Upscale neighbourhoods including Gulshan, Banani, Baridhara and Uttara housed the suitable mosquito breeding grounds more, bdnews24.com quoted Executive Magistrate Mohammed Sazid Anwar as saying, adding that most of the people in these neighbourhoods have a wrong notion in regard of Aedes breeding spots.
“Most of the houses have different home decorative items, flower pots. We found Aedes larvae in the stagnant water in flower tubs in most of the houses. Also, we found puddled water in the rooftops of many houses,” Sazid added.
He further said that multi-storey apartment buildings have multiple owners, which creates conflict on the issue of responsibility in getting the building cleaned. This leads to the proliferation of Aedes mosquito population in those buildings.
“Some of them think Aedes mosquito breeds in the drains beside the streets.

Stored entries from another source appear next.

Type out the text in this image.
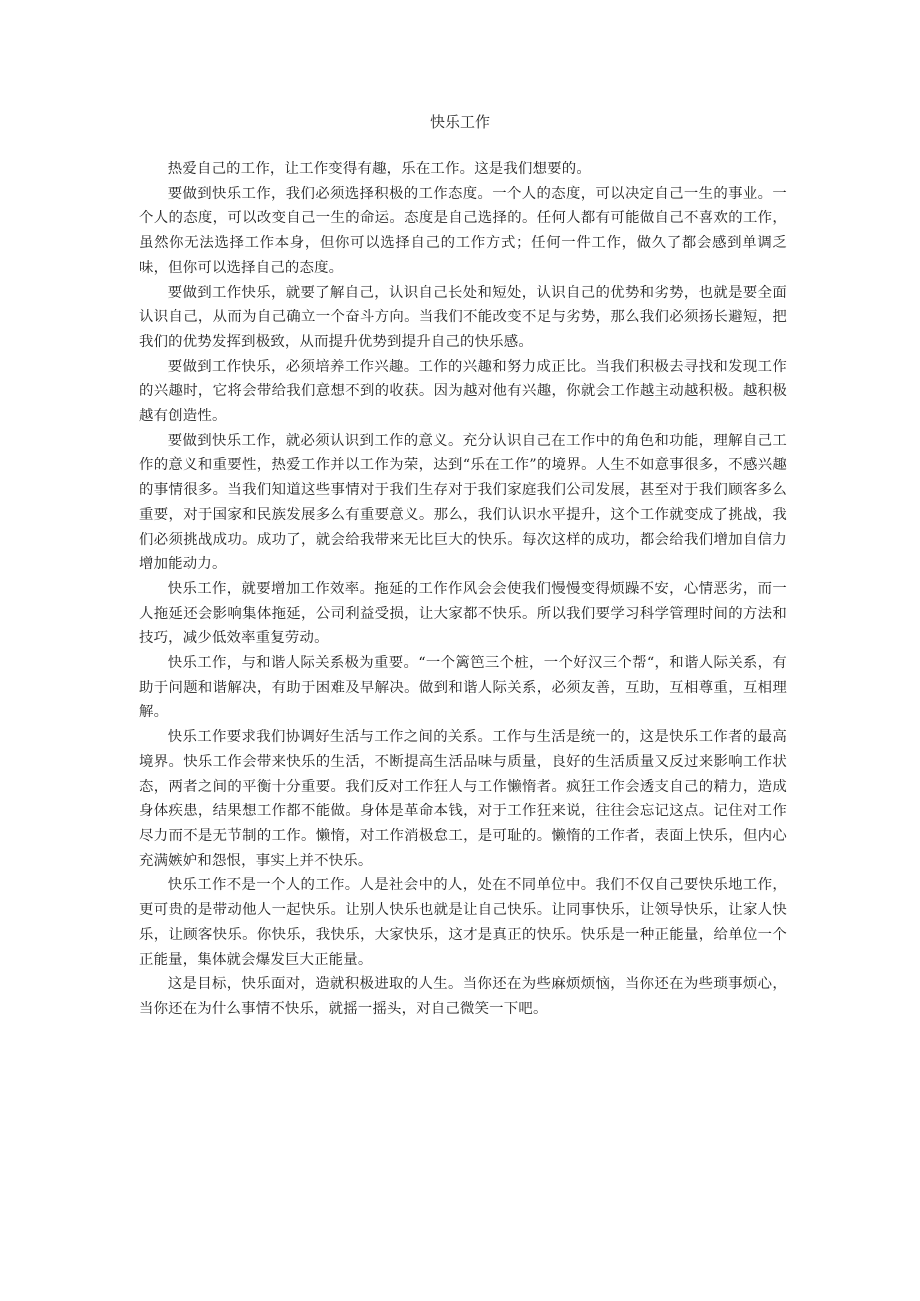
快乐工作

热爱自己的工作，让工作变得有趣，乐在工作。这是我们想要的。

要做到快乐工作，我们必须选择积极的工作态度。一个人的态度，可以决定自己一生的事业。一个人的态度，可以改变自己一生的命运。态度是自己选择的。任何人都有可能做自己不喜欢的工作，虽然你无法选择工作本身，但你可以选择自己的工作方式；任何一件工作，做久了都会感到单调乏味，但你可以选择自己的态度。

要做到工作快乐，就要了解自己，认识自己长处和短处，认识自己的优势和劣势，也就是要全面认识自己，从而为自己确立一个奋斗方向。当我们不能改变不足与劣势，那么我们必须扬长避短，把我们的优势发挥到极致，从而提升优势到提升自己的快乐感。

要做到工作快乐，必须培养工作兴趣。工作的兴趣和努力成正比。当我们积极去寻找和发现工作的兴趣时，它将会带给我们意想不到的收获。因为越对他有兴趣，你就会工作越主动越积极。越积极越有创造性。

要做到快乐工作，就必须认识到工作的意义。充分认识自己在工作中的角色和功能，理解自己工作的意义和重要性，热爱工作并以工作为荣，达到“乐在工作”的境界。人生不如意事很多，不感兴趣的事情很多。当我们知道这些事情对于我们生存对于我们家庭我们公司发展，甚至对于我们顾客多么重要，对于国家和民族发展多么有重要意义。那么，我们认识水平提升，这个工作就变成了挑战，我们必须挑战成功。成功了，就会给我带来无比巨大的快乐。每次这样的成功，都会给我们增加自信力增加能动力。

快乐工作，就要增加工作效率。拖延的工作作风会会使我们慢慢变得烦躁不安，心情恶劣，而一人拖延还会影响集体拖延，公司利益受损，让大家都不快乐。所以我们要学习科学管理时间的方法和技巧，减少低效率重复劳动。

快乐工作，与和谐人际关系极为重要。“一个篱笆三个桩，一个好汉三个帮“，和谐人际关系，有助于问题和谐解决，有助于困难及早解决。做到和谐人际关系，必须友善，互助，互相尊重，互相理解。

快乐工作要求我们协调好生活与工作之间的关系。工作与生活是统一的，这是快乐工作者的最高境界。快乐工作会带来快乐的生活，不断提高生活品味与质量，良好的生活质量又反过来影响工作状态，两者之间的平衡十分重要。我们反对工作狂人与工作懒惰者。疯狂工作会透支自己的精力，造成身体疾患，结果想工作都不能做。身体是革命本钱，对于工作狂来说，往往会忘记这点。记住对工作尽力而不是无节制的工作。懒惰，对工作消极怠工，是可耻的。懒惰的工作者，表面上快乐，但内心充满嫉妒和怨恨，事实上并不快乐。

快乐工作不是一个人的工作。人是社会中的人，处在不同单位中。我们不仅自己要快乐地工作，更可贵的是带动他人一起快乐。让别人快乐也就是让自己快乐。让同事快乐，让领导快乐，让家人快乐，让顾客快乐。你快乐，我快乐，大家快乐，这才是真正的快乐。快乐是一种正能量，给单位一个正能量，集体就会爆发巨大正能量。

这是目标，快乐面对，造就积极进取的人生。当你还在为些麻烦烦恼，当你还在为些琐事烦心，当你还在为什么事情不快乐，就摇一摇头，对自己微笑一下吧。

In some cases, there is no coordination between the apartment owners about cleaning the building, while the Aedes mosquito continues to breed,” Sazid said.
The report quoted Zulkar Nine, executive officer in DNCC Zone-1, saying that rooftop and basement in most of the houses in Uttara have a suitable environment for Aedes larvae. “Some of them nurture a wrong notion; some of them do not pay any heed. They fail to understand that the Aedes mosquito is breeding inside their house,” Nine added.
Chief Health Officer Brig Gen Mominur Rahman Mamun told bdnews24.com, “It’s not that our citizens are unaware. But I think they lack willingness. They all realise that this should be done.
What they fail to understand is that it is their moral responsibility as well. Some of them have knowledge but no attitude; on the other hand, some of them have knowledge and attitude but no practice.”
The situation is changing gradually, said the chief health officer. “Things would have been different if we started the awareness-raising activities five years ago. But we have started the work in full swing from this year. We’ll need some time but the awareness among the people will rise,” Mamun said.
The official death toll for dengue, confirmed by a review committee, stands at 57 this year, but the toll is higher according to bdnews24.com that tallied a total of 190 deaths, based on the reports of doctors and hospitals across Bangladesh.